Polyphonie intime

ESTELA LÓPEZ SOLÍS ET MARIE PERRAULT

Estela López Solis et Marie Perrault, dessin/transcription sur papier à partir de textes de Marie Perrault, 2020. Photo : Paul Litherland.

« Depuis plusieurs années, Estela López Solís recueille les phrases de personnes assistant à ses performances pour réaliser des œuvres textiles qui matérialisent ces mots sous forme d’installations. Non pas centrée sur l’objet, son approche mise plutôt sur un processus où ses œuvres incarnent les traces d’échanges autour d’expériences intimes que lui confient les visiteur.e.s et qu’elle note et réactive sous forme de broderies, intégrées à une installation plus vaste, réunissant les voix de tous dans une même œuvre. »

« À l’hiver 2017, au Centre culturel de Notre-Dame-de-Grâce à Montréal, elle se penche sur les pensées noires et les jugements hantant chacun.ne de nous. Sa démarche de collaboration avec Marie Perrault découle d’une approche commissariale de cette dernière mettant de l’avant la résonance intime que cette exposition a provoqué chez elle. Une approche qu’elle a développée pour une exposition de López Solís au Centre d’art Jacques-et-Michel-Auger (Victoriaville).

À partir de photographies et de courts récits de souvenirs de l’enfance de Marie Perrault réveillés par sa visite au Centre culturel Notre-Dame-de-Grâce, elle et Estela López Solís ont produit, en 2020 et 2021, de nombreux dessins/transcriptions, près d’une centaine d’œuvres sur papier de dimensions variées, par décalque, retranscription littéraire et broderie. Certains ont été réalisées par correspondance. »

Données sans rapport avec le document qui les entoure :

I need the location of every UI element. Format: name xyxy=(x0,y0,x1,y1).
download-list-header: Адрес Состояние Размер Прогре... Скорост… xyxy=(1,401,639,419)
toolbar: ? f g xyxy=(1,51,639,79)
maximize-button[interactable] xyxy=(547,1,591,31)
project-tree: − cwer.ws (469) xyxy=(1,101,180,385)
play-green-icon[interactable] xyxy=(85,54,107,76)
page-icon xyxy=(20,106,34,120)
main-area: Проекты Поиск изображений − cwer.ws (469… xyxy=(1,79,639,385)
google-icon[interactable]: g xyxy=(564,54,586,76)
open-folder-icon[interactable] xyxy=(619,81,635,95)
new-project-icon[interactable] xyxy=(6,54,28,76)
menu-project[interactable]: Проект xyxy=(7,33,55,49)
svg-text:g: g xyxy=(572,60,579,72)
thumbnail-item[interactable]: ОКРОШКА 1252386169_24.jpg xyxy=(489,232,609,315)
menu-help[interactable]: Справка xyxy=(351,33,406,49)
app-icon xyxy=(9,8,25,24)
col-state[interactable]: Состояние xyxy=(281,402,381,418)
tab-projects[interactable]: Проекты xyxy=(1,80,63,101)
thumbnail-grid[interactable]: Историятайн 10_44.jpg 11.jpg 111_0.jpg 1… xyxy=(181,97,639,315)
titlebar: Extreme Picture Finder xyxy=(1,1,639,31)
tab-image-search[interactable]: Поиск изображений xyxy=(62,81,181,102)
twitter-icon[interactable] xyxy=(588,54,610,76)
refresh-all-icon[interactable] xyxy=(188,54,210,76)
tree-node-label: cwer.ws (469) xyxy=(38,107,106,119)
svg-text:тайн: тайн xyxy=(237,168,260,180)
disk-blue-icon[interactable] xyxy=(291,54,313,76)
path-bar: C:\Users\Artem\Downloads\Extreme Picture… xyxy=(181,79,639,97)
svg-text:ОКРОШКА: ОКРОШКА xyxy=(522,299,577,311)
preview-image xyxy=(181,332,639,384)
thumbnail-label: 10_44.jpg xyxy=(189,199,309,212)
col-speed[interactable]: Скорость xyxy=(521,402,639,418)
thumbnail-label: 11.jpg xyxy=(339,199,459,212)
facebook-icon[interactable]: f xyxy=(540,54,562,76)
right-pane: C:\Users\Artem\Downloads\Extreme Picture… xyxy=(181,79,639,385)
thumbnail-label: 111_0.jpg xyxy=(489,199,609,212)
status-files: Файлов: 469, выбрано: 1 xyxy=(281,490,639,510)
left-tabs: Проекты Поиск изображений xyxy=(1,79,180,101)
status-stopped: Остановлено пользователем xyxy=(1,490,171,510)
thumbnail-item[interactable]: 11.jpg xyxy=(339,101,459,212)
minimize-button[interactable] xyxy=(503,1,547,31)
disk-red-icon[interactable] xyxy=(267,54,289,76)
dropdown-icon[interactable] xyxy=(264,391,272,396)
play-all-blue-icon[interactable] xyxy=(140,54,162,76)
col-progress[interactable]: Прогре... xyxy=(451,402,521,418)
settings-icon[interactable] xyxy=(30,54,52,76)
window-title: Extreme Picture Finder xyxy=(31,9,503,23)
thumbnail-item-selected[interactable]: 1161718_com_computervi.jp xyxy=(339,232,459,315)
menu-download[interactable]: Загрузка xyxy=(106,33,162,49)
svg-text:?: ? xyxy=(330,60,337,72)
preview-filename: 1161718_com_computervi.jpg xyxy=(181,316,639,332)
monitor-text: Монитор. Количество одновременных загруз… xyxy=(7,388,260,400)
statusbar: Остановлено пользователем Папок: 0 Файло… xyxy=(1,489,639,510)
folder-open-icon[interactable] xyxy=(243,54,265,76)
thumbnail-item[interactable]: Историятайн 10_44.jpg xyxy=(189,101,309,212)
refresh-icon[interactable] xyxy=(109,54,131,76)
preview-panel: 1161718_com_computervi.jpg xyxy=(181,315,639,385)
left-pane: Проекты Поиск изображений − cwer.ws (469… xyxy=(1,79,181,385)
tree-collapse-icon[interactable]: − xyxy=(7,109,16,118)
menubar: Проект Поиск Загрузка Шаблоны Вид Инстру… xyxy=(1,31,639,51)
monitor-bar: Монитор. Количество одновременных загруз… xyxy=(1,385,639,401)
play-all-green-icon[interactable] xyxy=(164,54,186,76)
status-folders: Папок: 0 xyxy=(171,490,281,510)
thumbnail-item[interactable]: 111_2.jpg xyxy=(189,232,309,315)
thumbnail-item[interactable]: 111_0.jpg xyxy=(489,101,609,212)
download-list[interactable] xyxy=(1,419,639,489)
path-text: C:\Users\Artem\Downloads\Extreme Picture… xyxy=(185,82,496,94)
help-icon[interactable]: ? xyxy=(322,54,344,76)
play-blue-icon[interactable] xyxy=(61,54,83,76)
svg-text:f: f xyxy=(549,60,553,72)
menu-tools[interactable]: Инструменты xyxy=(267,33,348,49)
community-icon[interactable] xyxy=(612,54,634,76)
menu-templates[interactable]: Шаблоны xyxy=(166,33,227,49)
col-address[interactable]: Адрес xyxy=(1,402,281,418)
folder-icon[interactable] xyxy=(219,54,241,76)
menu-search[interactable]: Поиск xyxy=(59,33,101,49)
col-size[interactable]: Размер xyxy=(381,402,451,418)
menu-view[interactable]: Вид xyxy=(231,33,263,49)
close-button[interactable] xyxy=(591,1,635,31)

Estela López Solis et Marie Perrault, dessin/transcription sur papier à partir de textes de Marie Perrault, 2020. Photo : Paul Litherland.

« Soutenu par le Conseil des arts et des lettres du Québec (CALQ), ce projet pose la retranscription comme méthode de création ancrée dans la résonance intime que portent les mots de chacune répétés et relayés en écho. Ce travail de collaboration s’est articulé autour de nos enfances respectives, en tablant sur nos expériences communes, malgré nos différences d’âge et de culture, de prime abord manifestes. Ce processus a élargi le champ d’action de nos rôles respectifs d’artiste, et de commissaire et autrice. » 

Estela López Solis et Marie Perrault, dessin/transcription sur papier à partir de textes de Marie Perrault, 2020. Photo : Paul Litherland.

Estela López Solis et Marie Perrault, dessin/transcription sur papier à partir de textes de Marie Perrault, 2020. Photo : Paul Litherland.

Marie Perrault, dessin/transcription/broderie sur papier et sur papier calque superposé, deux détails, 2021. Photos: Paul Litherland.

Estela López Solis, La vulnérabilité, dessin/transcription/broderie sur papier à partir de textes de Marie Perrault, 2021. Photo : Paul Litherland.

Estela López Solis, Nos doutes, dessin/transcription/broderie sur papier à partir de textes de Marie Perrault, 2021. Photo : Paul Litherland.

« Notre démarche commune s’élabore autour de la polyphonie de nos voix respectives, où le visible et le lisible, deviennent les fils conducteurs de prises de parole, tant individuelles que communes. À partir d’une complicité inter-culturelle et inter-générationnelle, nous tissons… des rapports de superposition, d’entrecroisement, de juxtaposition et de discontinuité, incarnant des échanges sensibles conjugués au « je » et au « nous » …

Nous désirons voir se répondre nos modes d’expression respectifs selon une perspective qui considère nos subjectivités et favorise une contamination de nos pratiques. Cette collaboration explore la possibilité de retrouver sa propre voix dans celle de l’autre par des créations émanant d’un processus d’écoute réciproque, de complicité précieuse et rare, à contre-courant de la prestation autonome attendue d’une commissaire et d’une artiste. Elle questionne les fondements mêmes de nos identités individuelles. »

Textes de Marie Perrault.

Vue du processus de création du projet en atelier, 2020. Photo : Estela López Solís.